Il Trittico
Short and pithy they may be, but these three Puccini operas remind us how sophisticated this master of storytelling is in aligning musical combinations with so many quick details of plot, theme and rich character.
Puccini’s showmanship is further enhanced by OA’s new artistic director Jo Davies choosing not one but three directors, each focusing on just one opera in this Italian triple bill of love and bloody revenge, tragedy and atonement, greed and burlesque. Oddly, never before has Il Trittico been staged by other than one director. The link here is the evocative and contrasting designs for all works by Michael Hankin.

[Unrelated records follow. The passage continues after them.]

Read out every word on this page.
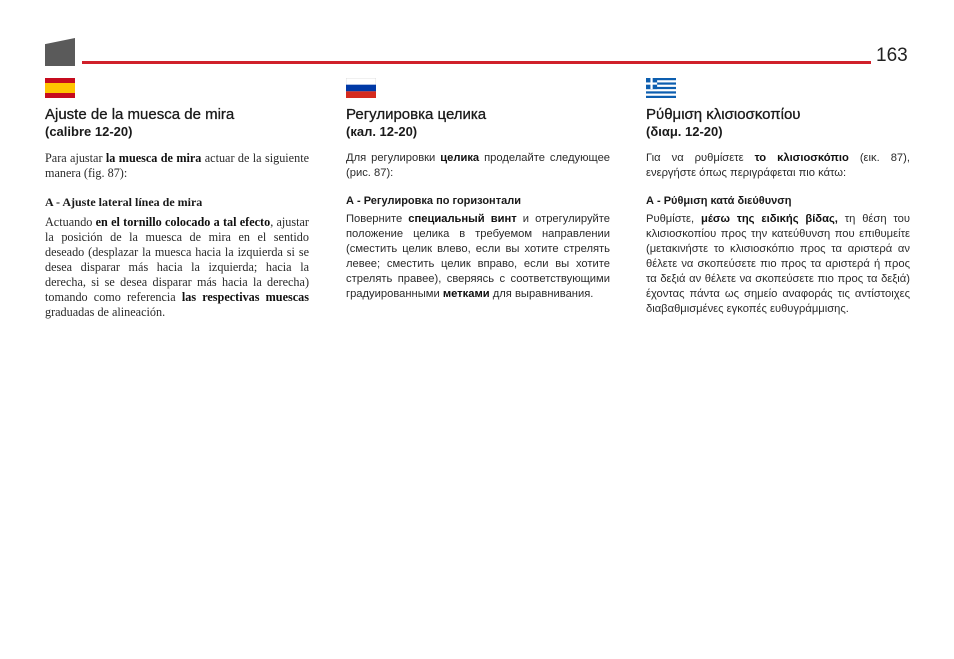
163
Ajuste de la muesca de mira
(calibre 12-20)

Para ajustar la muesca de mira actuar de la siguiente manera (fig. 87):

A - Ajuste lateral línea de mira

Actuando en el tornillo colocado a tal efecto, ajustar la posición de la muesca de mira en el sentido deseado (desplazar la muesca hacia la izquierda si se desea disparar más hacia la izquierda; hacia la derecha, si se desea disparar más hacia la derecha) tomando como referencia las respectivas muescas graduadas de alineación.

Регулировка целика
(кал. 12-20)

Для регулировки целика проделайте следующее (рис. 87):

А - Регулировка по горизонтали

Поверните специальный винт и отрегулируйте положение целика в требуемом направлении (сместить целик влево, если вы хотите стрелять левее; сместить целик вправо, если вы хотите стрелять правее), сверяясь с соответствующими градуированными метками для выравнивания.

Ρύθμιση κλισιοσκοπίου
(διαμ. 12-20)

Για να ρυθμίσετε το κλισιοσκόπιο (εικ. 87), ενεργήστε όπως περιγράφεται πιο κάτω:

Α - Ρύθμιση κατά διεύθυνση

Ρυθμίστε, μέσω της ειδικής βίδας, τη θέση του κλισιοσκοπίου προς την κατεύθυνση που επιθυμείτε (μετακινήστε το κλισιοσκόπιο προς τα αριστερά αν θέλετε να σκοπεύσετε πιο προς τα αριστερά ή προς τα δεξιά αν θέλετε να σκοπεύσετε πιο προς τα δεξιά) έχοντας πάντα ως σημείο αναφοράς τις αντίστοιχες διαβαθμισμένες εγκοπές ευθυγράμμισης.
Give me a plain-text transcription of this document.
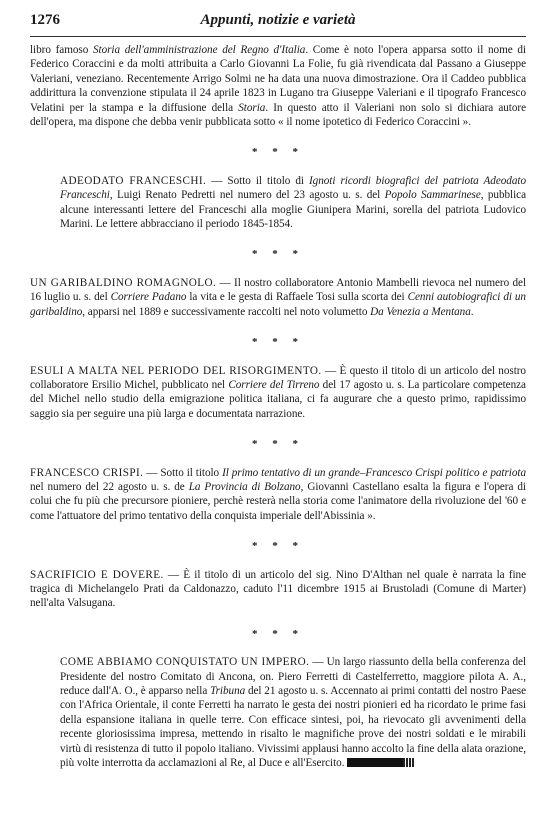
1276	Appunti, notizie e varietà

libro famoso Storia dell'amministrazione del Regno d'Italia. Come è noto l'opera apparsa sotto il nome di Federico Coraccini e da molti attribuita a Carlo Giovanni La Folie, fu già rivendicata dal Passano a Giuseppe Valeriani, veneziano. Recentemente Arrigo Solmi ne ha data una nuova dimostrazione. Ora il Caddeo pubblica addirittura la convenzione stipulata il 24 aprile 1823 in Lugano tra Giuseppe Valeriani e il tipografo Francesco Velatini per la stampa e la diffusione della Storia. In questo atto il Valeriani non solo si dichiara autore dell'opera, ma dispone che debba venir pubblicata sotto « il nome ipotetico di Federico Coraccini ».

* * *

ADEODATO FRANCESCHI. — Sotto il titolo di Ignoti ricordi biografici del patriota Adeodato Franceschi, Luigi Renato Pedretti nel numero del 23 agosto u. s. del Popolo Sammarinese, pubblica alcune interessanti lettere del Franceschi alla moglie Giunipera Marini, sorella del patriota Ludovico Marini. Le lettere abbracciano il periodo 1845-1854.

* * *

UN GARIBALDINO ROMAGNOLO. — Il nostro collaboratore Antonio Mambelli rievoca nel numero del 16 luglio u. s. del Corriere Padano la vita e le gesta di Raffaele Tosi sulla scorta dei Cenni autobiografici di un garibaldino, apparsi nel 1889 e successivamente raccolti nel noto volumetto Da Venezia a Mentana.

* * *

ESULI A MALTA NEL PERIODO DEL RISORGIMENTO. — È questo il titolo di un articolo del nostro collaboratore Ersilio Michel, pubblicato nel Corriere del Tirreno del 17 agosto u. s. La particolare competenza del Michel nello studio della emigrazione politica italiana, ci fa augurare che a questo primo, rapidissimo saggio sia per seguire una più larga e documentata narrazione.

* * *

FRANCESCO CRISPI. — Sotto il titolo Il primo tentativo di un grande–Francesco Crispi politico e patriota nel numero del 22 agosto u. s. de La Provincia di Bolzano, Giovanni Castellano esalta la figura e l'opera di colui che fu più che precursore pioniere, perchè resterà nella storia come l'animatore della rivoluzione del '60 e come l'attuatore del primo tentativo della conquista imperiale dell'Abissinia ».

* * *

SACRIFICIO E DOVERE. — È il titolo di un articolo del sig. Nino D'Althan nel quale è narrata la fine tragica di Michelangelo Prati da Caldonazzo, caduto l'11 dicembre 1915 ai Brustoladi (Comune di Marter) nell'alta Valsugana.

* * *

COME ABBIAMO CONQUISTATO UN IMPERO. — Un largo riassunto della bella conferenza del Presidente del nostro Comitato di Ancona, on. Piero Ferretti di Castelferretto, maggiore pilota A. A., reduce dall'A. O., è apparso nella Tribuna del 21 agosto u. s. Accennato ai primi contatti del nostro Paese con l'Africa Orientale, il conte Ferretti ha narrato le gesta dei nostri pionieri ed ha ricordato le prime fasi della espansione italiana in quelle terre. Con efficace sintesi, poi, ha rievocato gli avvenimenti della recente gloriosissima impresa, mettendo in risalto le magnifiche prove dei nostri soldati e le mirabili virtù di resistenza di tutto il popolo italiano. Vivissimi applausi hanno accolto la fine della alata orazione, più volte interrotta da acclamazioni al Re, al Duce e all'Esercito.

Constantine Costi directs Il Tabarro, about the loveless marriage of a barge owner and his younger wife, set wharf-side one dusky evening on the Seine amongst the stevedores and streetwalkers; while Imara Savage takes on the tragic past and redemption of a nun in Suor Angelica set claustrophobically in a brilliant white box open to the heavens; and Shaun Rennie goes over the top with Gianni Schicchi, a mad spoof about greedy relatives at a deathbed in an old Florentine mansion.
Beyond white robes for two dozen nuns, Hankin’s costumes are deliciously Italian and colourful, whether excessively tasteless on the bourgeois relatives or more improvised by the strugglers on the wharves.

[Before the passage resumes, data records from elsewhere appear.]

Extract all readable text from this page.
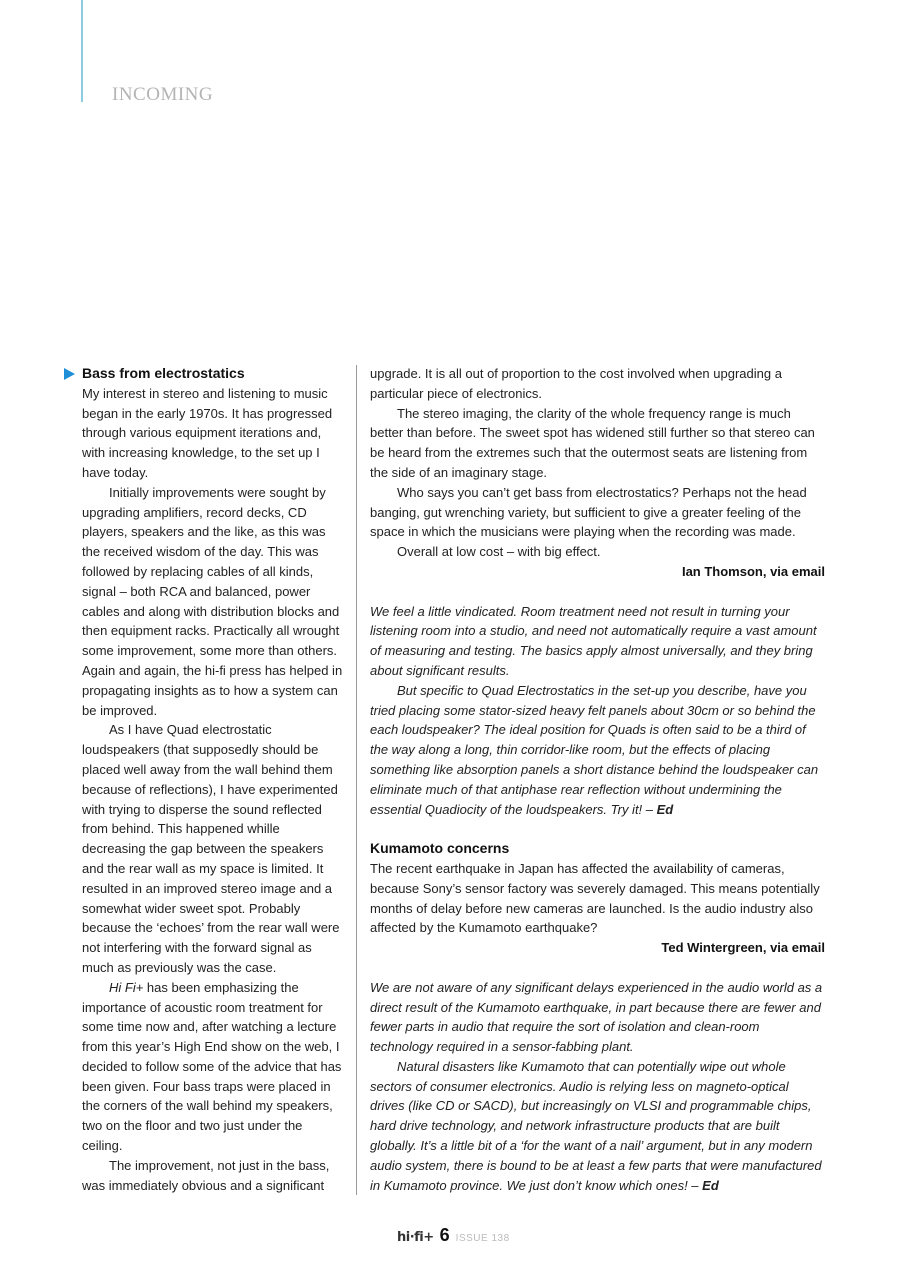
INCOMING
Bass from electrostatics

My interest in stereo and listening to music began in the early 1970s. It has progressed through various equipment iterations and, with increasing knowledge, to the set up I have today.

Initially improvements were sought by upgrading amplifiers, record decks, CD players, speakers and the like, as this was the received wisdom of the day. This was followed by replacing cables of all kinds, signal – both RCA and balanced, power cables and along with distribution blocks and then equipment racks. Practically all wrought some improvement, some more than others. Again and again, the hi-fi press has helped in propagating insights as to how a system can be improved.

As I have Quad electrostatic loudspeakers (that supposedly should be placed well away from the wall behind them because of reflections), I have experimented with trying to disperse the sound reflected from behind. This happened whille decreasing the gap between the speakers and the rear wall as my space is limited. It resulted in an improved stereo image and a somewhat wider sweet spot. Probably because the ‘echoes’ from the rear wall were not interfering with the forward signal as much as previously was the case.

Hi Fi+ has been emphasizing the importance of acoustic room treatment for some time now and, after watching a lecture from this year’s High End show on the web, I decided to follow some of the advice that has been given. Four bass traps were placed in the corners of the wall behind my speakers, two on the floor and two just under the ceiling.

The improvement, not just in the bass, was immediately obvious and a significant

upgrade. It is all out of proportion to the cost involved when upgrading a particular piece of electronics.

The stereo imaging, the clarity of the whole frequency range is much better than before. The sweet spot has widened still further so that stereo can be heard from the extremes such that the outermost seats are listening from the side of an imaginary stage.

Who says you can’t get bass from electrostatics? Perhaps not the head banging, gut wrenching variety, but sufficient to give a greater feeling of the space in which the musicians were playing when the recording was made.

Overall at low cost – with big effect.

Ian Thomson, via email

We feel a little vindicated. Room treatment need not result in turning your listening room into a studio, and need not automatically require a vast amount of measuring and testing. The basics apply almost universally, and they bring about significant results.

But specific to Quad Electrostatics in the set-up you describe, have you tried placing some stator-sized heavy felt panels about 30cm or so behind the each loudspeaker? The ideal position for Quads is often said to be a third of the way along a long, thin corridor-like room, but the effects of placing something like absorption panels a short distance behind the loudspeaker can eliminate much of that antiphase rear reflection without undermining the essential Quadiocity of the loudspeakers. Try it! – Ed

Kumamoto concerns

The recent earthquake in Japan has affected the availability of cameras, because Sony’s sensor factory was severely damaged. This means potentially months of delay before new cameras are launched. Is the audio industry also affected by the Kumamoto earthquake?

Ted Wintergreen, via email

We are not aware of any significant delays experienced in the audio world as a direct result of the Kumamoto earthquake, in part because there are fewer and fewer parts in audio that require the sort of isolation and clean-room technology required in a sensor-fabbing plant.

Natural disasters like Kumamoto that can potentially wipe out whole sectors of consumer electronics. Audio is relying less on magneto-optical drives (like CD or SACD), but increasingly on VLSI and programmable chips, hard drive technology, and network infrastructure products that are built globally. It’s a little bit of a ‘for the want of a nail’ argument, but in any modern audio system, there is bound to be at least a few parts that were manufactured in Kumamoto province. We just don’t know which ones! – Ed

hi·fi+ 6 ISSUE 138
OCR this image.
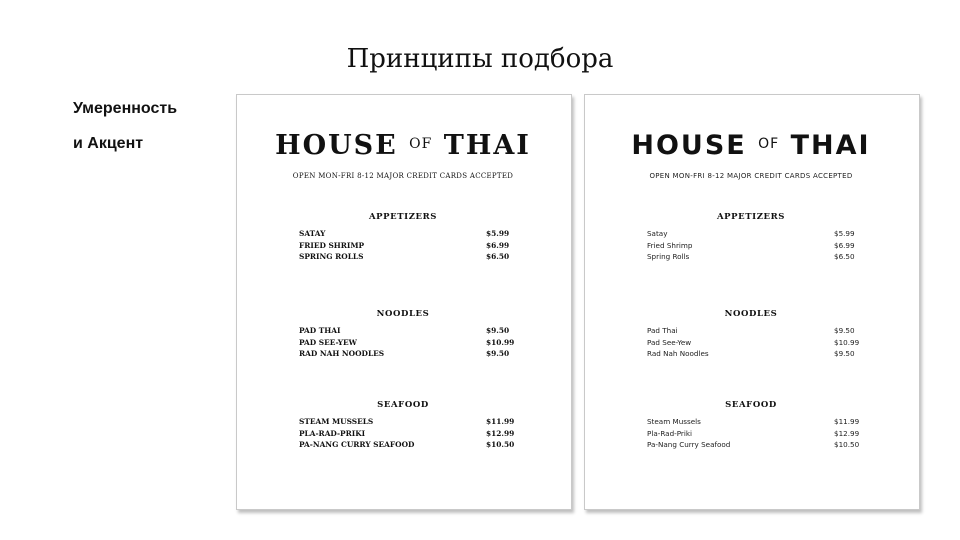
Принципы подбора
Умеренность
и Акцент	HOUSE $^{OF}$ THAI
OPEN MON-FRI 8-12 MAJOR CREDIT CARDS ACCEPTED
APPETIZERS
SATAY	$5.99
FRIED SHRIMP	$6.99
SPRING ROLLS	$6.50
NOODLES
PAD THAI	$9.50
PAD SEE-YEW	$10.99
RAD NAH NOODLES	$9.50
SEAFOOD
STEAM MUSSELS	$11.99
PLA-RAD-PRIKI	$12.99
PA-NANG CURRY SEAFOOD	$10.50
HOUSE $^{OF}$ THAI
OPEN MON-FRI 8-12 MAJOR CREDIT CARDS ACCEPTED
APPETIZERS
Satay	$5.99
Fried Shrimp	$6.99
Spring Rolls	$6.50
NOODLES
Pad Thai	$9.50
Pad See-Yew	$10.99
Rad Nah Noodles	$9.50
SEAFOOD
Steam Mussels	$11.99
Pla-Rad-Priki	$12.99
Pa-Nang Curry Seafood	$10.50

These emotional stories give a talented, almost all Australian cast the chance to inhabit vivid tragic and comic characters and singing roles whether in walk-on solos, arias, quick repartee or harmonies. Chorus singer Angela Hogan, for example, is outstanding in three roles, the bag lady on the wharf; the unrelenting aunt La Principessa visiting poor Angelica; and as the dragon matriarch in Gianni Schicchi.

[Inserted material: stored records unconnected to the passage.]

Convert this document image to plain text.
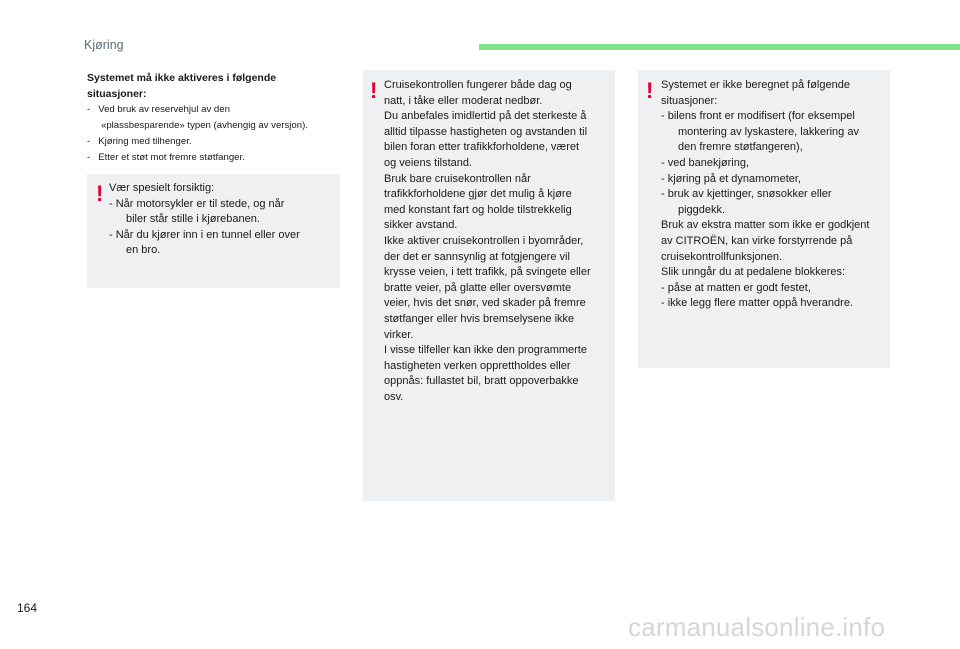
Kjøring
Systemet må ikke aktiveres i følgende
situasjoner:
- Ved bruk av reservehjul av den
«plassbesparende» typen (avhengig av versjon).
- Kjøring med tilhenger.
- Etter et støt mot fremre støtfanger.
! Vær spesielt forsiktig:
- Når motorsykler er til stede, og når
biler står stille i kjørebanen.
- Når du kjører inn i en tunnel eller over
en bro.
! Cruisekontrollen fungerer både dag og
natt, i tåke eller moderat nedbør.
Du anbefales imidlertid på det sterkeste å
alltid tilpasse hastigheten og avstanden til
bilen foran etter trafikkforholdene, været
og veiens tilstand.
Bruk bare cruisekontrollen når
trafikkforholdene gjør det mulig å kjøre
med konstant fart og holde tilstrekkelig
sikker avstand.
Ikke aktiver cruisekontrollen i byområder,
der det er sannsynlig at fotgjengere vil
krysse veien, i tett trafikk, på svingete eller
bratte veier, på glatte eller oversvømte
veier, hvis det snør, ved skader på fremre
støtfanger eller hvis bremselysene ikke
virker.
I visse tilfeller kan ikke den programmerte
hastigheten verken opprettholdes eller
oppnås: fullastet bil, bratt oppoverbakke
osv.
! Systemet er ikke beregnet på følgende
situasjoner:
- bilens front er modifisert (for eksempel
montering av lyskastere, lakkering av
den fremre støtfangeren),
- ved banekjøring,
- kjøring på et dynamometer,
- bruk av kjettinger, snøsokker eller
piggdekk.
Bruk av ekstra matter som ikke er godkjent
av CITROËN, kan virke forstyrrende på
cruisekontrollfunksjonen.
Slik unngår du at pedalene blokkeres:
- påse at matten er godt festet,
- ikke legg flere matter oppå hverandre.
164
carmanualsonline.info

Il Trittico is Davies’ first new production for OA and indicates her priority to give opportunities to Australian soloists, company singers and outside directors and creatives, to rebuild that ensemble, and bring in new generations of audience.
Other standout performances are from Simon Meadows and Olivia Cranwell as the unhappy couple onboard the barge and Russia’s Viktor Antipenko as her melancholy lover, the stevedore Luigi; from Meadows again as the wily Gianni Schicchi offering the desperate Donati family a scheme to change the will; and, winning most applause, returned expat Lauren Fagan singing so powerfully as the agonised but irrepressible Angelica, finally lifted by the Holy Virgin above the cruelties she suffers.
Verity Hampson’s lighting sublimely creates this metaphysical ecstasy in what is the pivotal opera of the three, and is so clearly detailed by Savage’s experience as a theatre director. Russian American conductor Lidiya Yankovskaya and the OA Orchestra weave perfectly Puccini’s soaring melodies and invention through these high dramas. It’s a night with everything.